People failing to file the previous year’s taxes is also a common issue we come across. This tends to be an issue more when closing, unfortunate as it may be. For example, suppose you started your real estate transaction in January but are still under the contract in March or April. While your most recent taxes were not necessarily due to the government, the lender may want your most recent tax returns.
Understandably so, property rehabilitation is another common issue. If you buy a house with the understanding that it will be rehabilitated, but the rehabilitation is not done, that can hold up the process quite a bit.
Many people fail to have sufficient funds to close, usually 3%, 5%, or 10%, for one reason or another, which can significantly delay things, if not outright, end the process.
Lastly, issues that come from SBA PPP loans, or paycheck protection grants. Many get these under the false pretense of “owning a business.” This can be equally problematic for those who do not do this but receive it as a sole proprietor business and did not correctly report to the government. Your lender will eventually get access to your bank statements and transaction history. When they see a massive sum of money deposited into your account, you will be left to explain where the money came from. Failing to verify this can cause your lender to immediately cease service to you and your pre-approval to be revoked partially, if not entirely.
What Is The Closing Process For A Residential Property Sale In Illinois Like? How Can A Chicago Area Real Estate Attorney Make This Process Go Smoothly?
A typical real estate transaction (from the seller’s perspective) goes as follows:
First, you meet with a realtor. They will perform a market analysis. This is essentially just a way in which they can get an assessment of the value of the property according to other properties in the vicinity.

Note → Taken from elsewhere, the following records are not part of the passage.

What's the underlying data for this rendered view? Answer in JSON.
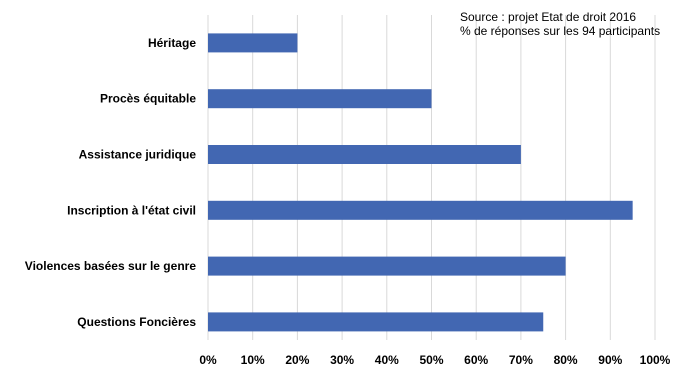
{
  "annotation": {
    "line1": "Source : projet Etat de droit 2016",
    "line2": "% de réponses sur les 94 participants"
  },
  "chart_data": {
    "type": "bar",
    "orientation": "horizontal",
    "categories": [
      "Héritage",
      "Procès équitable",
      "Assistance juridique",
      "Inscription à l'état civil",
      "Violences basées sur le genre",
      "Questions Foncières"
    ],
    "values": [
      20,
      50,
      70,
      95,
      80,
      75
    ],
    "unit": "%",
    "xlim": [
      0,
      100
    ],
    "x_ticks": [
      0,
      10,
      20,
      30,
      40,
      50,
      60,
      70,
      80,
      90,
      100
    ],
    "x_tick_labels": [
      "0%",
      "10%",
      "20%",
      "30%",
      "40%",
      "50%",
      "60%",
      "70%",
      "80%",
      "90%",
      "100%"
    ],
    "title": "",
    "xlabel": "",
    "ylabel": "",
    "grid": true,
    "legend": "none",
    "bar_color": "#4267B2",
    "grid_color": "#D9D9D9"
  }
}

Next, you and your realtor will most likely decide what price to list your property for. Most typically list higher than the valuation determined by the market analysis because buyers usually naturally bid lower than listing prices. Doing this is a way to ensure you get as close to your desired price as possible.
Your realtor may have you do an open house after deciding your listing price. Other realtors will come with potential buyers to view the property. If you need to make any updates to the property in preparation for this, your realtor will usually tell you beforehand.

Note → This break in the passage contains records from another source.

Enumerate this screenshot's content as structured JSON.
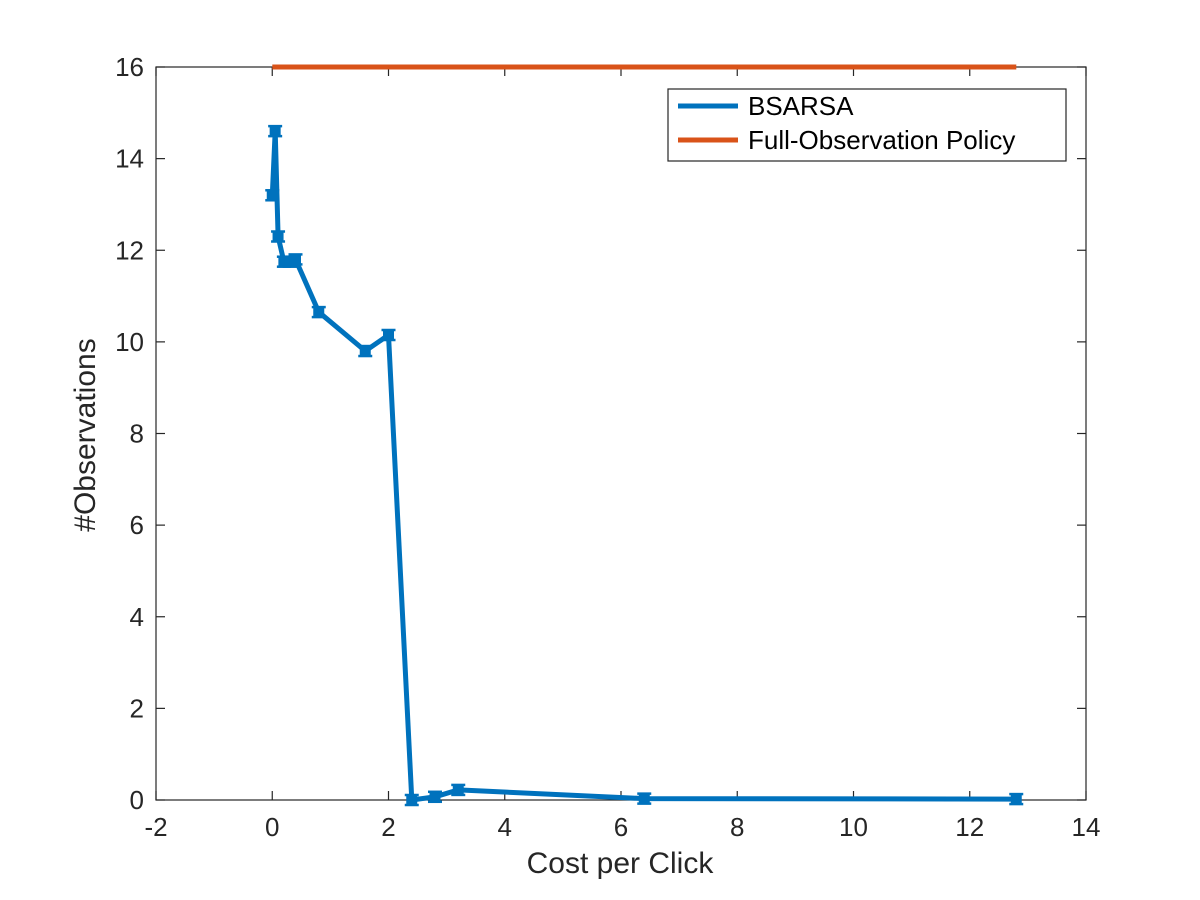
{
  "chart_data": {
    "type": "line",
    "title": "",
    "xlabel": "Cost per Click",
    "ylabel": "#Observations",
    "xlim": [
      -2,
      14
    ],
    "ylim": [
      0,
      16
    ],
    "xticks": [
      -2,
      0,
      2,
      4,
      6,
      8,
      10,
      12,
      14
    ],
    "yticks": [
      0,
      2,
      4,
      6,
      8,
      10,
      12,
      14,
      16
    ],
    "xtick_labels": [
      "-2",
      "0",
      "2",
      "4",
      "6",
      "8",
      "10",
      "12",
      "14"
    ],
    "ytick_labels": [
      "0",
      "2",
      "4",
      "6",
      "8",
      "10",
      "12",
      "14",
      "16"
    ],
    "grid": false,
    "legend_position": "top-right",
    "series": [
      {
        "name": "BSARSA",
        "color": "#0072BD",
        "marker": "square-errorbar",
        "x": [
          0.0,
          0.05,
          0.1,
          0.2,
          0.3,
          0.4,
          0.8,
          1.6,
          2.0,
          2.4,
          2.8,
          3.2,
          6.4,
          12.8
        ],
        "y": [
          13.2,
          14.6,
          12.3,
          11.75,
          11.75,
          11.8,
          10.65,
          9.8,
          10.15,
          0.0,
          0.07,
          0.22,
          0.03,
          0.02
        ]
      },
      {
        "name": "Full-Observation Policy",
        "color": "#D95319",
        "marker": "none",
        "x": [
          0.0,
          12.8
        ],
        "y": [
          16,
          16
        ]
      }
    ]
  }
}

After this, the bidding war begins, where you will ideally get many offers for the property. Your realtor will receive these offers and negotiate with potential buyers’ realtors to eventually accept one. This is when the attorney’s name is put on your contract.

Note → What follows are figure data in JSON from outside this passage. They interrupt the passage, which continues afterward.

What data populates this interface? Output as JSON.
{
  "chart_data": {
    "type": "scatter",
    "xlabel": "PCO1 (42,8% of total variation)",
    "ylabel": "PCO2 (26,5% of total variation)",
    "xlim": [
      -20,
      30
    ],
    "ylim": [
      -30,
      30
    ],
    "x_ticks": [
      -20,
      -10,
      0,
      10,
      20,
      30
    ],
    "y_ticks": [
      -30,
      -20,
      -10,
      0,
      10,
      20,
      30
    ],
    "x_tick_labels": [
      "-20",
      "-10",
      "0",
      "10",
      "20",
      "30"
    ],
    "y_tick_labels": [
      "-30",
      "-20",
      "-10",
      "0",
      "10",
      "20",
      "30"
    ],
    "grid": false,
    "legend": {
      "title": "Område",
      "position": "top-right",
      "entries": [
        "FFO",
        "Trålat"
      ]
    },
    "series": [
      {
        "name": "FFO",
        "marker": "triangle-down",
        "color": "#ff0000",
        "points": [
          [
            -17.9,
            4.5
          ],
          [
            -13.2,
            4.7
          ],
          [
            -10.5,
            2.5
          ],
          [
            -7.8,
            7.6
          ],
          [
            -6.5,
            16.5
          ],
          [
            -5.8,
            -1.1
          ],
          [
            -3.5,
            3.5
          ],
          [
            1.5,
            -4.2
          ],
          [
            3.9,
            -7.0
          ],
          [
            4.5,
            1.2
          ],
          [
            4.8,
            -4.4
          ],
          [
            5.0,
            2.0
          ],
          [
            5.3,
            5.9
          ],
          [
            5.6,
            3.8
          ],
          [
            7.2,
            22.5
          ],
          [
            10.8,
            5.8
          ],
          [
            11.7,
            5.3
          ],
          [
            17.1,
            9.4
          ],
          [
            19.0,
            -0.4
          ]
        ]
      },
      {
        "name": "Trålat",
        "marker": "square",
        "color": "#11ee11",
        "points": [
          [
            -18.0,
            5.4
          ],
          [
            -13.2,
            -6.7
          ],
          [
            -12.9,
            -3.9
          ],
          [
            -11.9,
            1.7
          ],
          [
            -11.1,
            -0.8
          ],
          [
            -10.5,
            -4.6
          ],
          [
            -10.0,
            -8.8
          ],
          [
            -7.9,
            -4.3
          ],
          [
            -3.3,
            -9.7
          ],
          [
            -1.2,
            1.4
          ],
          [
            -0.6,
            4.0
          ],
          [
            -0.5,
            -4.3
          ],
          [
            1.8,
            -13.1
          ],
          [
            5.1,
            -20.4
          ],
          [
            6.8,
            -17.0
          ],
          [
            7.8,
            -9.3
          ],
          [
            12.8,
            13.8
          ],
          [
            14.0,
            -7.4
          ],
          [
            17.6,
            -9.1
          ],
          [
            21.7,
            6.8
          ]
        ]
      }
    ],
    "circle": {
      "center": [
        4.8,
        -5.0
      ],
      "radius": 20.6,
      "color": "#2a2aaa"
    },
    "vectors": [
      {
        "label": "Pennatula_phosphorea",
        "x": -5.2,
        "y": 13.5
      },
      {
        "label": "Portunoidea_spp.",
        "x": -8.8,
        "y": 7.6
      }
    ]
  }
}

At this point, you may find yourself waiting a lot on the buyer to do an inspection and ask you to do any repairs or issue them any credits in lieu of repairs. Once you receive the response from the buyer based on their inspection, you will work with your attorney
to see what is fair in terms of dollar amount and time for you to make the deal happen. You will most likely have to wait for the buyer to get their pre-approval as well.
You may want to get a survey of your property at this point, as Illinois requires them unless your buyer waives it. You may also want to get the title situated and make sure it is clean or that there are no outstanding mortgages on the property. If there is an outstanding mortgage on the property, you need to get a mortgage payoff letter through your lender. This is something the seller will handle and share with their attorney. You might have to let the buyer in a few times, including for the appraisal, as their lender will likely need to do an appraisal.
There may be further steps depending on whether a homeowners association is involved or you are selling a condo. If you live in an Illinois village, then you will most likely have to do a village inspection. Single-family homes have requirements pertaining to zoning certificates.
To wrap up the process, you will need to make copies of keys and have things like warranties for appliances organized as you actually transfer ownership over to the buyer. You will be responsible for executing three major documents:
- Affidavit of title;
- Bill of sale.
Lastly, you will attend the real estate closing, where you actually sign these documents, issue keys to the buyer, and receive your check.